Marlon Wayans says his top comedians of all time are Eddie Murphy, Richard Prior, and his brother Damon Wayans. According to Marlon, Damon changed the game, and he was not afraid to sing his big brother’s praises during an episode of Drink Champs. While there, he revealed a little-known fact about Damon, he grew up handicapped.
Damon Wayans got his start appearing in Beverly Hills Cop. From there, he was a featured performer on Saturday Night Live but got fired after improvising during a sketch. SNL head Lorne Michaels compared him to Eddie Murphy and was afraid he would eclipse the show’s brightest star. Wayans and his siblings would eventually find success with their own sketch comedy series, In Living Color.
Marlon Wayans says that his brother changed the game when he played a handicapped bully on the series. In a sketch called Adventures of The Hand-Man, Damon plays a handicapped superhero. His brother Marlon reveals that as a child, Damon had a clubbed foot and walked with a limp. “It looked like a little golf club,” he joked on Drink Champs. “Growing up, he didn’t want to be the handicapped bully,” he remembered.

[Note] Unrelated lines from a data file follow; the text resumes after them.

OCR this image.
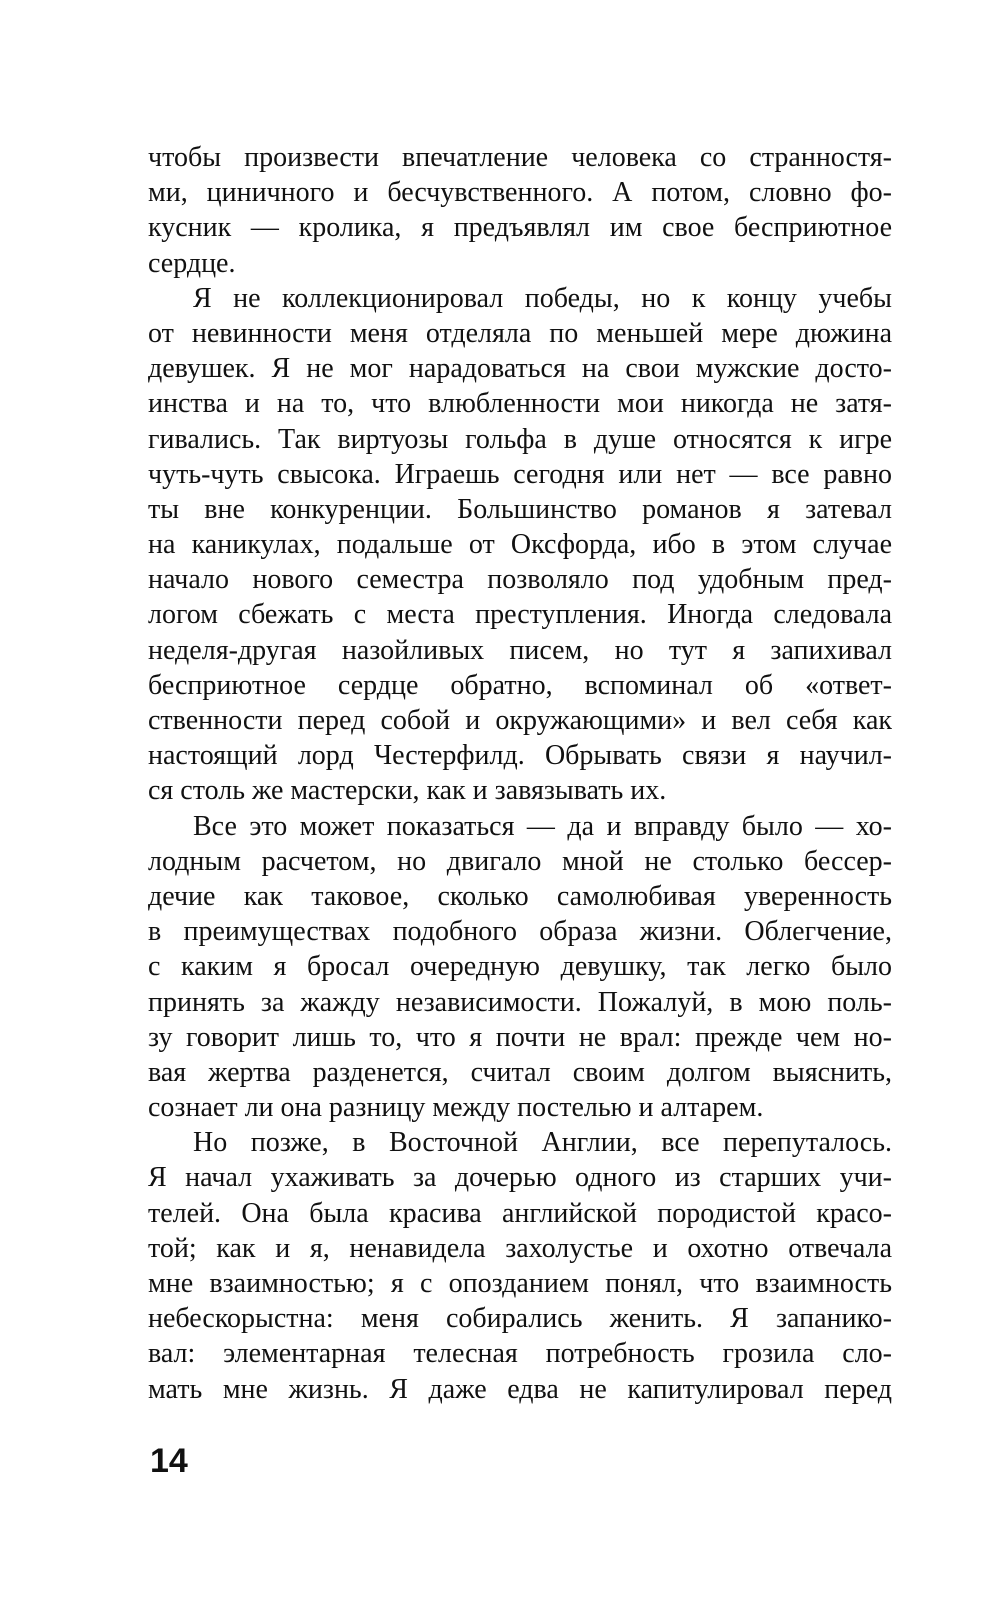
чтобы произвести впечатление человека со странностя-
ми, циничного и бесчувственного. А потом, словно фо-
кусник — кролика, я предъявлял им свое бесприютное
сердце.
Я не коллекционировал победы, но к концу учебы
от невинности меня отделяла по меньшей мере дюжина
девушек. Я не мог нарадоваться на свои мужские досто-
инства и на то, что влюбленности мои никогда не затя-
гивались. Так виртуозы гольфа в душе относятся к игре
чуть-чуть свысока. Играешь сегодня или нет — все равно
ты вне конкуренции. Большинство романов я затевал
на каникулах, подальше от Оксфорда, ибо в этом случае
начало нового семестра позволяло под удобным пред-
логом сбежать с места преступления. Иногда следовала
неделя-другая назойливых писем, но тут я запихивал
бесприютное сердце обратно, вспоминал об «ответ-
ственности перед собой и окружающими» и вел себя как
настоящий лорд Честерфилд. Обрывать связи я научил-
ся столь же мастерски, как и завязывать их.
Все это может показаться — да и вправду было — хо-
лодным расчетом, но двигало мной не столько бессер-
дечие как таковое, сколько самолюбивая уверенность
в преимуществах подобного образа жизни. Облегчение,
с каким я бросал очередную девушку, так легко было
принять за жажду независимости. Пожалуй, в мою поль-
зу говорит лишь то, что я почти не врал: прежде чем но-
вая жертва разденется, считал своим долгом выяснить,
сознает ли она разницу между постелью и алтарем.
Но позже, в Восточной Англии, все перепуталось.
Я начал ухаживать за дочерью одного из старших учи-
телей. Она была красива английской породистой красо-
той; как и я, ненавидела захолустье и охотно отвечала
мне взаимностью; я с опозданием понял, что взаимность
небескорыстна: меня собирались женить. Я запанико-
вал: элементарная телесная потребность грозила сло-
мать мне жизнь. Я даже едва не капитулировал перед
14
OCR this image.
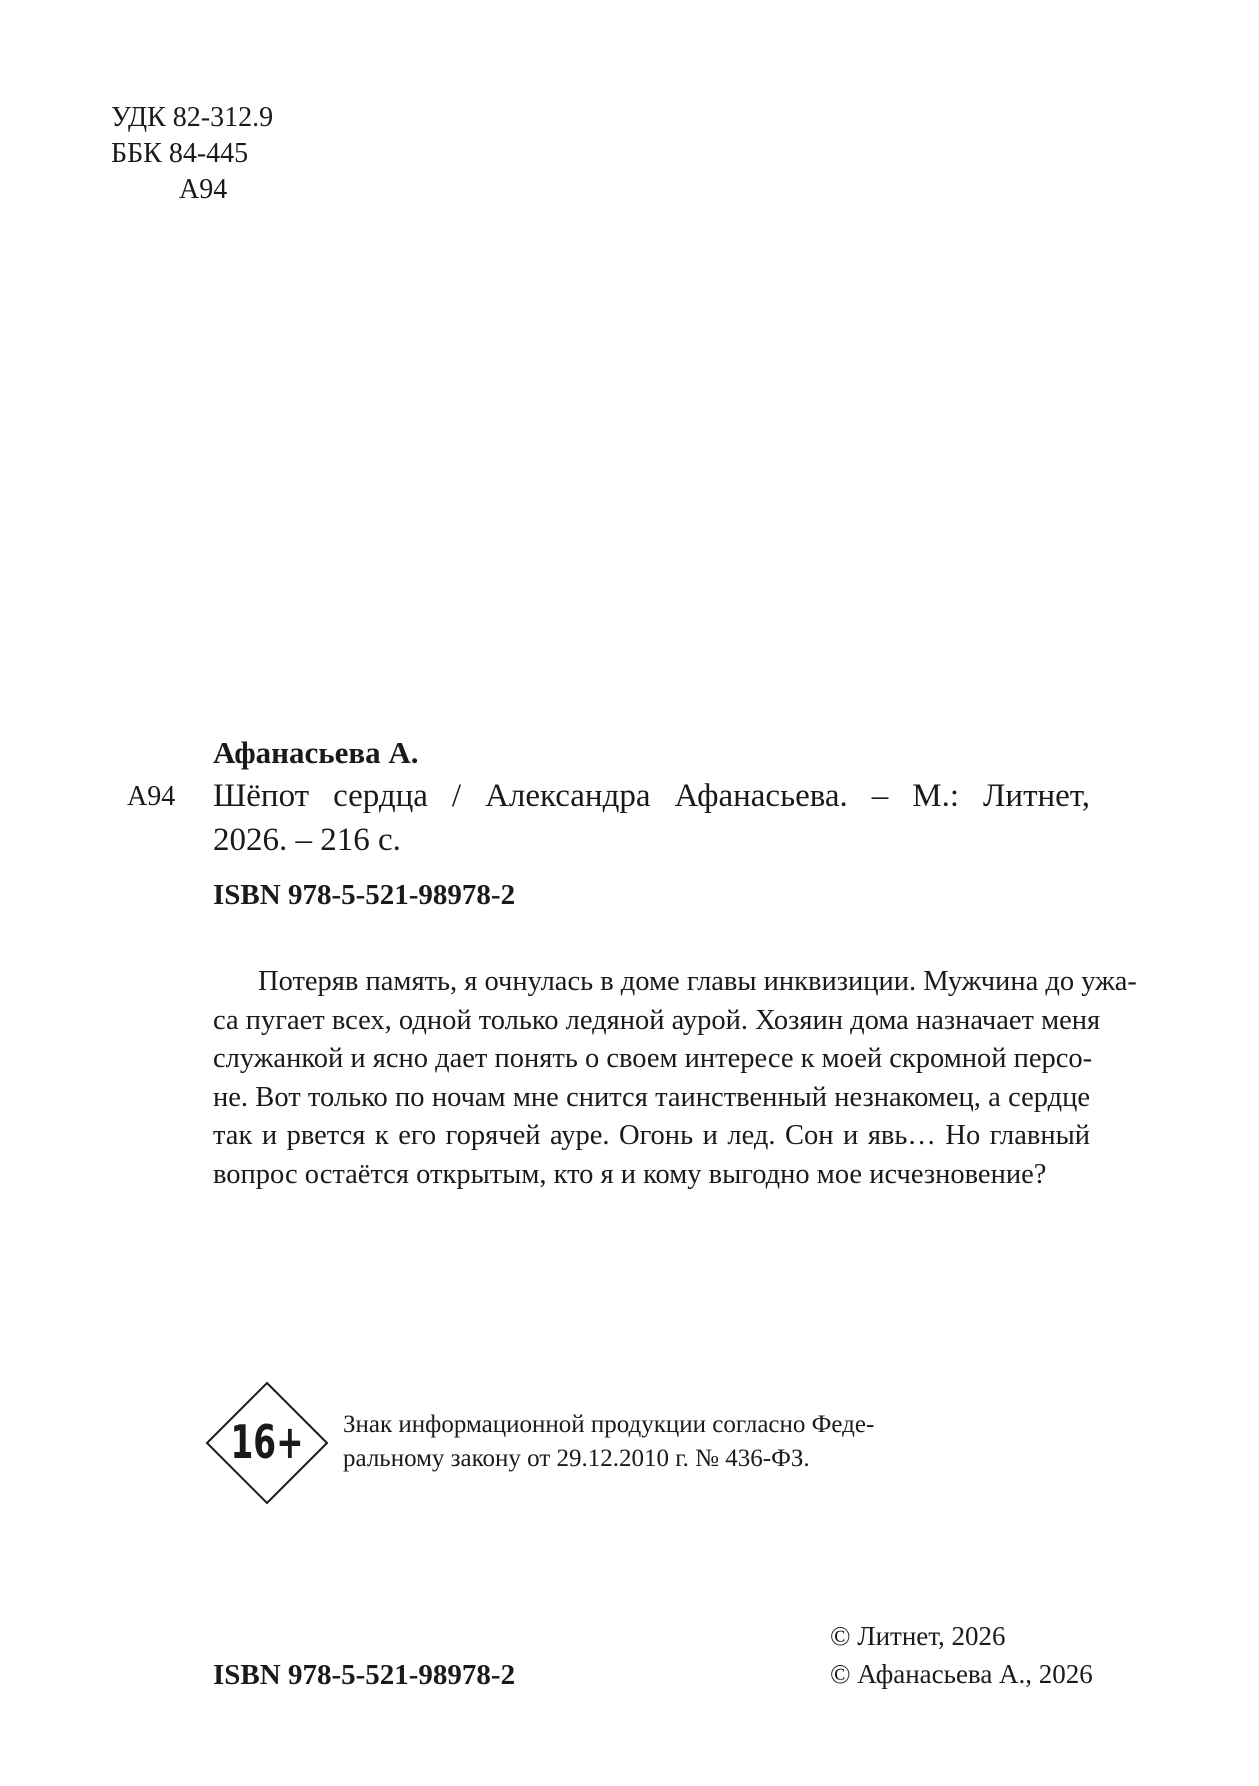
УДК 82-312.9
ББК 84-445
А94
Афанасьева А.
А94 Шёпот сердца / Александра Афанасьева. – М.: Литнет,
2026. – 216 с.
ISBN 978-5-521-98978-2
Потеряв память, я очнулась в доме главы инквизиции. Мужчина до ужа-
са пугает всех, одной только ледяной аурой. Хозяин дома назначает меня
служанкой и ясно дает понять о своем интересе к моей скромной персо-
не. Вот только по ночам мне снится таинственный незнакомец, а сердце
так и рвется к его горячей ауре. Огонь и лед. Сон и явь… Но главный
вопрос остаётся открытым, кто я и кому выгодно мое исчезновение?
16+ Знак информационной продукции согласно Феде-
ральному закону от 29.12.2010 г. № 436-ФЗ.
© Литнет, 2026
© Афанасьева А., 2026
ISBN 978-5-521-98978-2
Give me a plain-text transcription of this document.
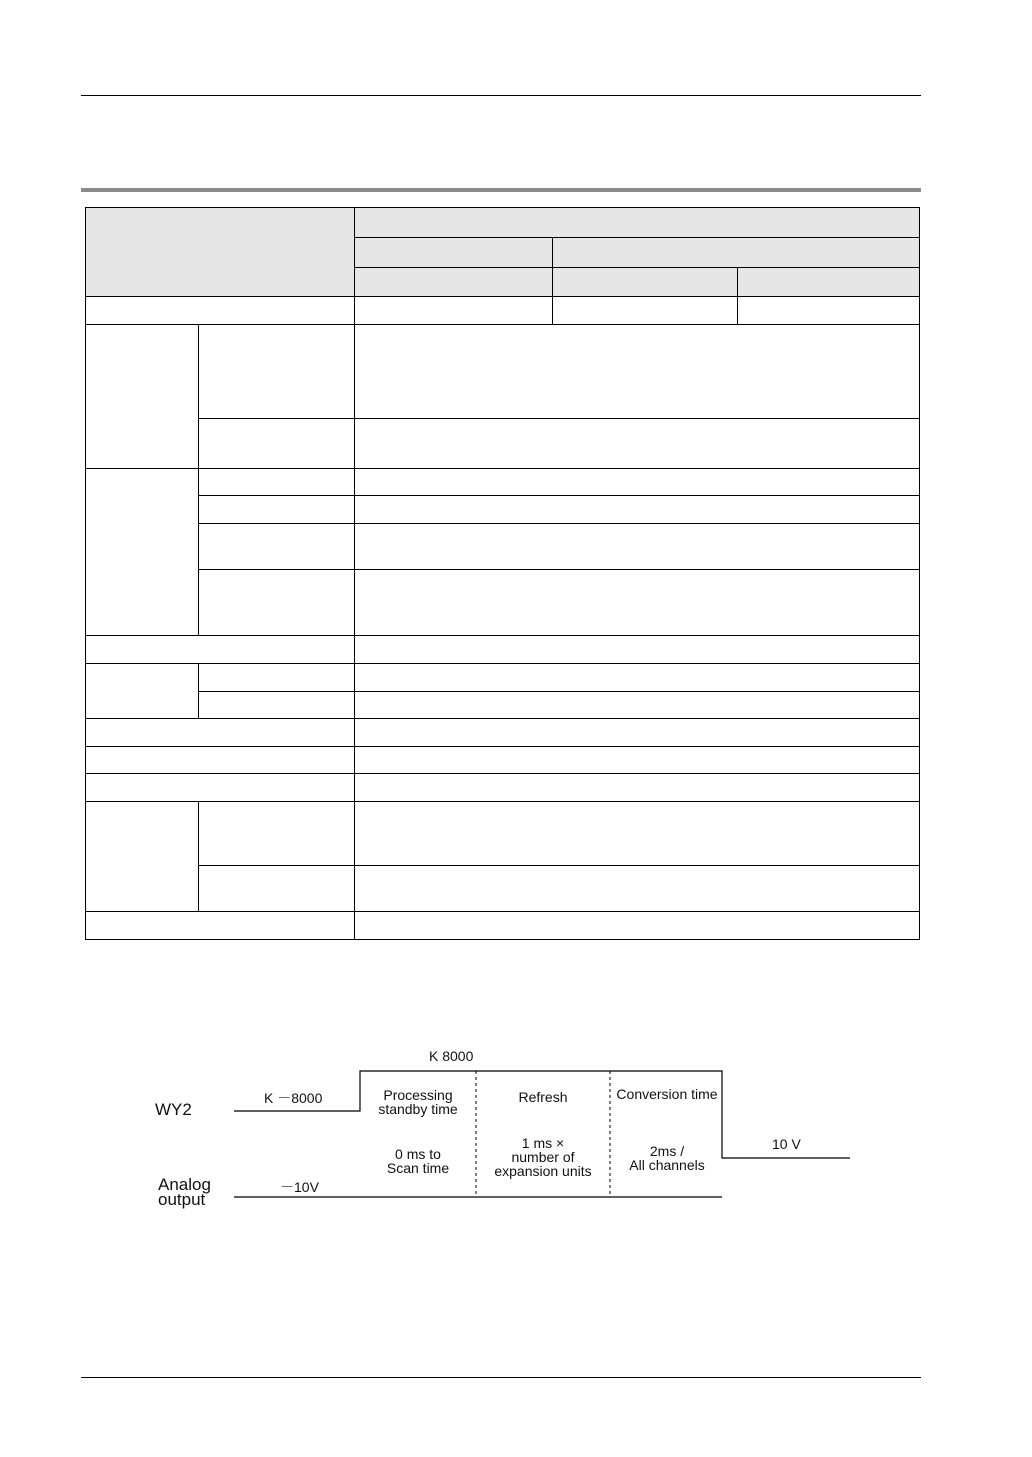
K 8000
WY2
K －8000
Analog
output
－10V
10 V
Processing
standby time
0 ms to
Scan time
Refresh
1 ms ×
number of
expansion units
Conversion time
2ms /
All channels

Marlon says that Damon was not making fun of handicapped people but was instead finding the joy in it. “When you talk about things that hurt you or things that happened to you, to me, that’s when you’re really getting great in comedy.”
Damon has reflected on his handicapped jokes over the years and admitted that people with disabilities found his jokes funny. “[Physically-disabled people] think it’s funny,” he recalled. “It’s people who may have family that are handicapped that they don’t take care of. And it’s their guilt that kicks in, ‘Aw, well, you shouldn’t do that.’ Well, you should go hang out with your crippled cousin,” he quipped.
Damon will be back on our screens soon in a comedy series with his son Damon Wayans Jr. CBS will house their program which is being promoted as a father-son series. Damon has not led a television series since My Wife and Kids. Meanwhile, Marlon is back doing stand-up after an Oscar-worthy turn in the Aretha Franklin biopic RESPECT.